The Trump administration is looking to relax regulations on radiation in the United States, drawing from the opinion of scientific outliers who say low doses of radiation are actually good for the human body.
The government’s current, decades-old guidance says that any exposure to harmful radiation is a cancer risk. And critics say the proposed change could lead to higher levels of exposure for workers at nuclear installations and oil and gas drilling sites, medical workers doing X-rays and CT scans, people living next to Superfund sites and any members of the public who one day might find themselves exposed to a radiation release.
The Trump administration already has targeted a range of other regulations on toxins and pollutants, including coal power plant emissions and car exhaust, that it sees as costly and burdensome for businesses. Supporters of the EPA’s new proposal argue the government’s current no-tolerance rule for radiation damage forces unnecessary spending for handling exposure in accidents, at nuclear plants, in medical centers and at other sites.

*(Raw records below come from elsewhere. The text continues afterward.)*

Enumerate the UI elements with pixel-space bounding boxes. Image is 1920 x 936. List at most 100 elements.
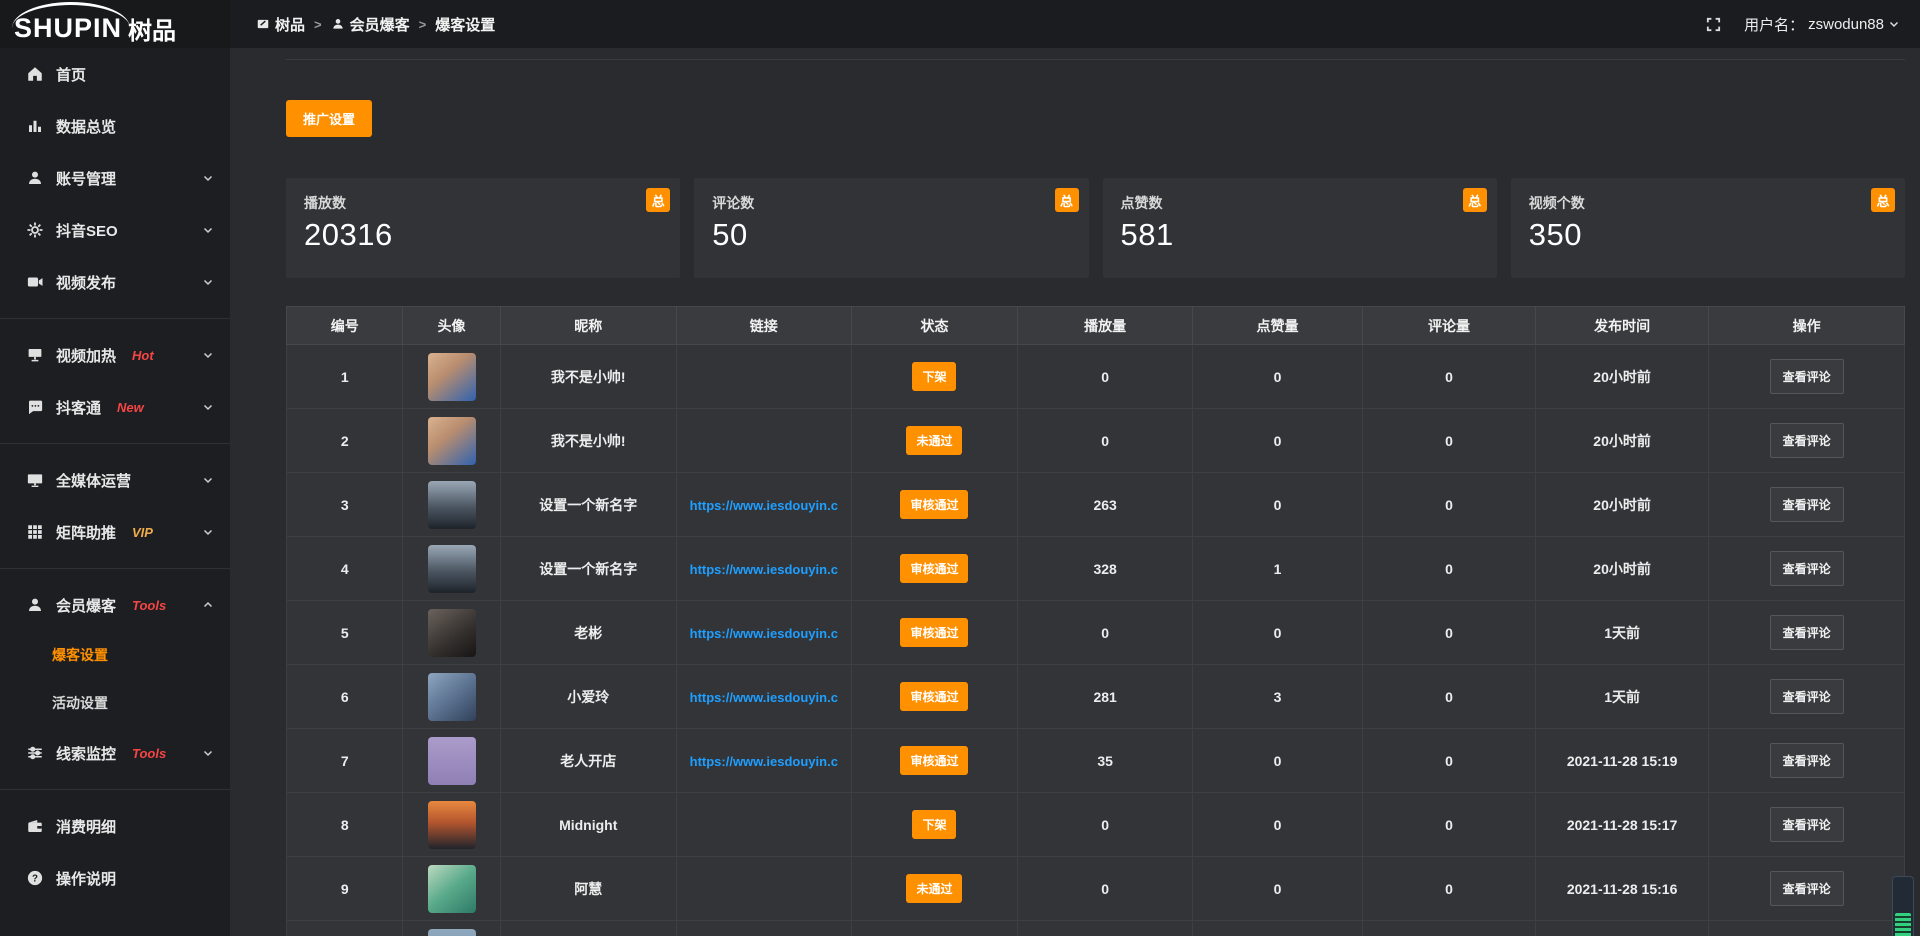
avatar <box>428 865 476 913</box>
cell-comments: 0 <box>1362 857 1535 921</box>
avatar <box>428 929 476 936</box>
sidebar-subitem-activity-settings[interactable]: 活动设置 <box>0 679 230 727</box>
sidebar-item-douyin-seo[interactable]: 抖音SEO <box>0 204 230 256</box>
sidebar-item-video-heat[interactable]: 视频加热 Hot <box>0 329 230 381</box>
cell-nickname: 设置一个新名字 <box>500 537 676 601</box>
sidebar-item-doketong[interactable]: 抖客通 New <box>0 381 230 433</box>
status-badge: 下架 <box>912 362 956 391</box>
breadcrumb-item-shupin[interactable]: 树品 <box>256 14 305 35</box>
cell-nickname: 老人开店 <box>500 729 676 793</box>
table-header-row: 编号 头像 昵称 链接 状态 播放量 点赞量 评论量 发布时间 操作 <box>287 307 1905 345</box>
new-tag: New <box>117 400 144 415</box>
cell-time: 2021-11-28 15:16 <box>1536 857 1709 921</box>
vip-tag: VIP <box>132 525 153 540</box>
stat-value: 50 <box>712 217 1070 253</box>
sidebar-item-label: 矩阵助推 <box>56 522 116 543</box>
sidebar-item-data-overview[interactable]: 数据总览 <box>0 100 230 152</box>
sidebar-item-label: 消费明细 <box>56 816 116 837</box>
sidebar-divider <box>0 789 230 790</box>
breadcrumb-item-member-baoke[interactable]: 会员爆客 <box>331 14 410 35</box>
view-comments-button[interactable]: 查看评论 <box>1770 615 1844 650</box>
view-comments-button[interactable]: 查看评论 <box>1770 551 1844 586</box>
view-comments-button[interactable]: 查看评论 <box>1770 359 1844 394</box>
sidebar-item-label: 数据总览 <box>56 116 116 137</box>
total-badge: 总 <box>646 188 670 212</box>
sidebar-item-all-media-operation[interactable]: 全媒体运营 <box>0 454 230 506</box>
sidebar-item-label: 首页 <box>56 64 86 85</box>
cell-time: 20小时前 <box>1536 473 1709 537</box>
total-badge: 总 <box>1055 188 1079 212</box>
view-comments-button[interactable]: 查看评论 <box>1770 743 1844 778</box>
cell-plays: 0 <box>1018 601 1193 665</box>
status-badge: 审核通过 <box>900 618 968 647</box>
cell-plays <box>1018 921 1193 936</box>
stat-card-comments: 评论数 50 总 <box>694 178 1088 278</box>
sidebar-item-video-publish[interactable]: 视频发布 <box>0 256 230 308</box>
col-header-nickname: 昵称 <box>500 307 676 345</box>
view-comments-button[interactable]: 查看评论 <box>1770 487 1844 522</box>
cell-id: 9 <box>287 857 403 921</box>
avatar <box>428 737 476 785</box>
cell-nickname: 设置一个新名字 <box>500 473 676 537</box>
status-badge: 审核通过 <box>900 682 968 711</box>
avatar <box>428 353 476 401</box>
cell-time: 20小时前 <box>1536 409 1709 473</box>
cell-comments: 0 <box>1362 409 1535 473</box>
total-badge: 总 <box>1463 188 1487 212</box>
user-icon <box>26 169 44 187</box>
sidebar-item-label: 账号管理 <box>56 168 116 189</box>
sidebar-divider <box>0 568 230 569</box>
person-icon <box>331 17 345 31</box>
sidebar-item-account-management[interactable]: 账号管理 <box>0 152 230 204</box>
videos-table: 编号 头像 昵称 链接 状态 播放量 点赞量 评论量 发布时间 操作 1 我不是… <box>286 306 1905 936</box>
status-badge: 下架 <box>912 810 956 839</box>
cell-likes: 3 <box>1193 665 1363 729</box>
view-comments-button[interactable]: 查看评论 <box>1770 871 1844 906</box>
cell-plays: 0 <box>1018 857 1193 921</box>
sidebar-subitem-baoke-settings[interactable]: 爆客设置 <box>0 631 230 679</box>
svg-text:?: ? <box>32 873 38 884</box>
table-row: 3 设置一个新名字 https://www.iesdouyin.c 审核通过 2… <box>287 473 1905 537</box>
chevron-down-icon <box>1888 18 1900 30</box>
cell-nickname: 我不是小帅! <box>500 409 676 473</box>
bar-chart-icon <box>26 117 44 135</box>
user-dropdown[interactable]: 用户名： zswodun88 <box>1744 14 1900 35</box>
table-row: 9 阿慧 未通过 0 0 0 2021-11-28 15:16 查看评论 <box>287 857 1905 921</box>
view-comments-button[interactable]: 查看评论 <box>1770 807 1844 842</box>
view-comments-button[interactable]: 查看评论 <box>1770 679 1844 714</box>
cell-id: 7 <box>287 729 403 793</box>
video-link[interactable]: https://www.iesdouyin.c <box>690 498 838 513</box>
cell-id: 1 <box>287 345 403 409</box>
fullscreen-icon[interactable] <box>1705 16 1722 33</box>
cell-plays: 328 <box>1018 537 1193 601</box>
video-link[interactable]: https://www.iesdouyin.c <box>690 754 838 769</box>
sidebar-item-home[interactable]: 首页 <box>0 48 230 100</box>
sidebar-item-clue-monitor[interactable]: 线索监控 Tools <box>0 727 230 779</box>
sidebar-item-consumption-detail[interactable]: 消费明细 <box>0 800 230 852</box>
username-prefix: 用户名： <box>1744 14 1804 35</box>
table-row: 7 老人开店 https://www.iesdouyin.c 审核通过 35 0… <box>287 729 1905 793</box>
table-row: 4 设置一个新名字 https://www.iesdouyin.c 审核通过 3… <box>287 537 1905 601</box>
sidebar-item-matrix-boost[interactable]: 矩阵助推 VIP <box>0 506 230 558</box>
cell-time: 2021-11-28 15:17 <box>1536 793 1709 857</box>
logo-text-cn: 树品 <box>128 3 176 46</box>
video-link[interactable]: https://www.iesdouyin.c <box>690 690 838 705</box>
chat-icon <box>26 398 44 416</box>
cell-comments: 0 <box>1362 601 1535 665</box>
cell-id: 3 <box>287 473 403 537</box>
sidebar-divider <box>0 318 230 319</box>
status-badge: 未通过 <box>906 426 962 455</box>
topbar: 树品 > 会员爆客 > 爆客设置 用户名： zswodun88 <box>230 0 1920 48</box>
cell-plays: 281 <box>1018 665 1193 729</box>
sidebar-item-operation-guide[interactable]: ? 操作说明 <box>0 852 230 904</box>
view-comments-button[interactable]: 查看评论 <box>1770 423 1844 458</box>
cell-nickname: 老彬 <box>500 601 676 665</box>
sidebar-item-label: 会员爆客 <box>56 595 116 616</box>
floating-widget[interactable] <box>1892 876 1914 936</box>
video-link[interactable]: https://www.iesdouyin.c <box>690 626 838 641</box>
promotion-settings-button[interactable]: 推广设置 <box>286 100 372 137</box>
video-link[interactable]: https://www.iesdouyin.c <box>690 562 838 577</box>
cell-time: 20小时前 <box>1536 345 1709 409</box>
sidebar-item-member-baoke[interactable]: 会员爆客 Tools <box>0 579 230 631</box>
cell-plays: 0 <box>1018 793 1193 857</box>
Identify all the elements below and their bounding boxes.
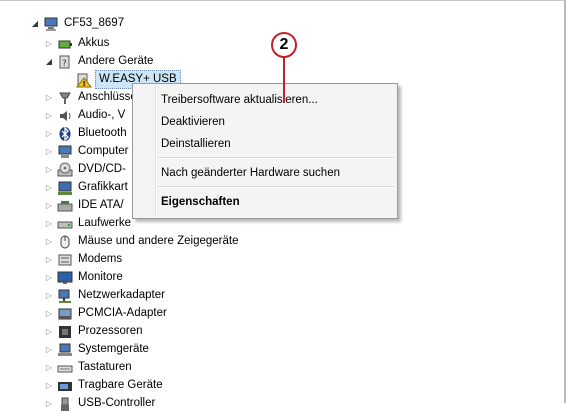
modem-icon	[57, 252, 73, 268]
menu-item-disable[interactable]: Deaktivieren	[161, 112, 225, 132]
tree-row-audio[interactable]: ▷ Audio-, V	[44, 107, 127, 124]
tree-row-computer[interactable]: ▷ Computer	[44, 143, 131, 160]
usb-icon	[57, 396, 73, 412]
tree-item-label: IDE ATA/	[78, 199, 124, 211]
expand-arrow-icon[interactable]: ▷	[44, 269, 54, 286]
battery-icon	[57, 36, 73, 52]
expand-arrow-icon[interactable]: ▷	[44, 233, 54, 250]
tree-row-akkus[interactable]: ▷ Akkus	[44, 35, 111, 52]
callout-number-badge: 2	[271, 32, 297, 58]
menu-item-update-driver[interactable]: Treibersoftware aktualisieren...	[161, 90, 318, 110]
tree-row-systemgeraete[interactable]: ▷ Systemgeräte	[44, 341, 151, 358]
tree-item-label: Audio-, V	[78, 109, 126, 121]
tree-row-tragbare-geraete[interactable]: ▷ Tragbare Geräte	[44, 377, 165, 394]
tree-row-bluetooth[interactable]: ▷ Bluetooth	[44, 125, 129, 142]
menu-item-uninstall[interactable]: Deinstallieren	[161, 134, 231, 154]
tree-row-andere-geraete[interactable]: ◢ ? Andere Geräte	[44, 53, 155, 70]
tree-item-label: Netzwerkadapter	[78, 289, 165, 301]
tree-row-modems[interactable]: ▷ Modems	[44, 251, 124, 268]
tree-row-pcmcia[interactable]: ▷ PCMCIA-Adapter	[44, 305, 169, 322]
computer-icon	[57, 144, 73, 160]
expand-arrow-icon[interactable]: ▷	[44, 341, 54, 358]
display-adapter-icon	[57, 180, 73, 196]
tree-item-label: Prozessoren	[78, 325, 143, 337]
collapse-arrow-icon[interactable]: ◢	[44, 53, 54, 70]
tree-item-label: PCMCIA-Adapter	[78, 307, 167, 319]
hard-drive-icon	[57, 216, 73, 232]
menu-separator	[158, 157, 394, 159]
portable-device-icon	[57, 378, 73, 394]
expand-arrow-icon[interactable]: ▷	[44, 125, 54, 142]
expand-arrow-icon[interactable]: ▷	[44, 89, 54, 106]
system-device-icon	[57, 342, 73, 358]
svg-text:?: ?	[62, 59, 67, 69]
tree-row-dvd-cd[interactable]: ▷ DVD/CD-	[44, 161, 128, 178]
root-computer-label: CF53_8697	[64, 17, 125, 29]
tree-item-label: Andere Geräte	[78, 55, 154, 67]
tree-item-label: Modems	[78, 253, 123, 265]
tree-item-label: USB-Controller	[78, 397, 156, 409]
tree-item-label: Grafikkart	[78, 181, 128, 193]
keyboard-icon	[57, 360, 73, 376]
processor-icon	[57, 324, 73, 340]
tree-item-label: Mäuse und andere Zeigegeräte	[78, 235, 239, 247]
expand-arrow-icon[interactable]: ▷	[44, 377, 54, 394]
pcmcia-card-icon	[57, 306, 73, 322]
tree-row-laufwerke[interactable]: ▷ Laufwerke	[44, 215, 133, 232]
expand-arrow-icon[interactable]: ▷	[44, 107, 54, 124]
network-adapter-icon	[57, 288, 73, 304]
tree-row-grafikkarten[interactable]: ▷ Grafikkart	[44, 179, 130, 196]
expand-arrow-icon[interactable]: ▷	[44, 197, 54, 214]
tree-item-label: Bluetooth	[78, 127, 127, 139]
expand-arrow-icon[interactable]: ▷	[44, 395, 54, 412]
tree-item-label: Tastaturen	[78, 361, 132, 373]
tree-row-monitore[interactable]: ▷ Monitore	[44, 269, 125, 286]
tree-row-usb-controller[interactable]: ▷ USB-Controller	[44, 395, 157, 412]
collapse-arrow-icon[interactable]: ◢	[30, 15, 40, 32]
expand-arrow-icon[interactable]: ▷	[44, 215, 54, 232]
expand-arrow-icon[interactable]: ▷	[44, 287, 54, 304]
disc-drive-icon	[57, 162, 73, 178]
bluetooth-icon	[57, 125, 73, 142]
callout-pointer-line	[283, 58, 285, 103]
expand-arrow-icon[interactable]: ▷	[44, 305, 54, 322]
menu-separator	[158, 186, 394, 188]
expand-arrow-icon[interactable]: ▷	[44, 323, 54, 340]
controller-icon	[57, 198, 73, 214]
tree-item-label: Akkus	[78, 37, 110, 49]
tree-row-prozessoren[interactable]: ▷ Prozessoren	[44, 323, 145, 340]
tree-item-label: Laufwerke	[78, 217, 132, 229]
warning-device-icon: !	[76, 72, 92, 88]
tree-row-anschluesse[interactable]: ▷ Anschlüsse	[44, 89, 139, 106]
expand-arrow-icon[interactable]: ▷	[44, 179, 54, 196]
mouse-icon	[57, 234, 73, 250]
tree-row-tastaturen[interactable]: ▷ Tastaturen	[44, 359, 134, 376]
tree-item-label: Systemgeräte	[78, 343, 149, 355]
expand-arrow-icon[interactable]: ▷	[44, 143, 54, 160]
tree-item-label: Anschlüsse	[78, 91, 137, 103]
tree-row-maeuse[interactable]: ▷ Mäuse und andere Zeigegeräte	[44, 233, 240, 250]
menu-item-properties[interactable]: Eigenschaften	[161, 192, 240, 212]
speaker-icon	[57, 108, 73, 124]
tree-item-label: Tragbare Geräte	[78, 379, 163, 391]
tree-row-root[interactable]: ◢ CF53_8697	[30, 15, 126, 32]
monitor-icon	[57, 270, 73, 286]
context-menu: Treibersoftware aktualisieren... Deaktiv…	[132, 83, 398, 219]
menu-icon-gutter	[155, 86, 157, 216]
expand-arrow-icon[interactable]: ▷	[44, 161, 54, 178]
port-icon	[57, 90, 73, 106]
tree-item-label: Computer	[78, 145, 129, 157]
tree-item-label: DVD/CD-	[78, 163, 126, 175]
expand-arrow-icon[interactable]: ▷	[44, 359, 54, 376]
computer-icon	[43, 16, 59, 32]
expand-arrow-icon[interactable]: ▷	[44, 35, 54, 52]
tree-item-label: Monitore	[78, 271, 123, 283]
svg-text:!: !	[83, 80, 86, 88]
expand-arrow-icon[interactable]: ▷	[44, 251, 54, 268]
menu-item-scan-hardware[interactable]: Nach geänderter Hardware suchen	[161, 163, 340, 183]
tree-row-netzwerkadapter[interactable]: ▷ Netzwerkadapter	[44, 287, 167, 304]
tree-row-ide-ata[interactable]: ▷ IDE ATA/	[44, 197, 126, 214]
unknown-device-icon: ?	[57, 54, 73, 70]
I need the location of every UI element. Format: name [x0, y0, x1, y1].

“This would have a positive effect on human health as well as save billions and billions and billions of dollars,” said Edward Calabrese, a toxicologist at the University of Massachusetts who is to be the lead witness at a congressional hearing Wednesday on EPA’s proposal.
Calabrese argues that small exposures to radiation and other carcinogens can act as stressors that put the body’s repair mechanisms into action, thereby making people healthier — like exercise or exposure to sunlight.
He also says the current scientific consensus on radiation exposure draws from deceptive science.
The radiation regulation is supported by Steven Milloy, a Trump transition team member for the EPA who is known for challenging widely accepted ideas about manmade climate change and the health risks of tobacco. He has been promoting Calabrese’s theory of healthy radiation on his blog.
But Jan Beyea, a physicist whose work includes research with the National Academies of Science on the 2011 Fukushima nuclear power plant accident, said the EPA proposal on radiation and other health threats represents voices “generally dismissed by the great bulk of scientists.”
The EPA proposal would lead to “increases in chemical and radiation exposures in the workplace, home and outdoor environment, including the vicinity of Superfund sites,” Beyea wrote.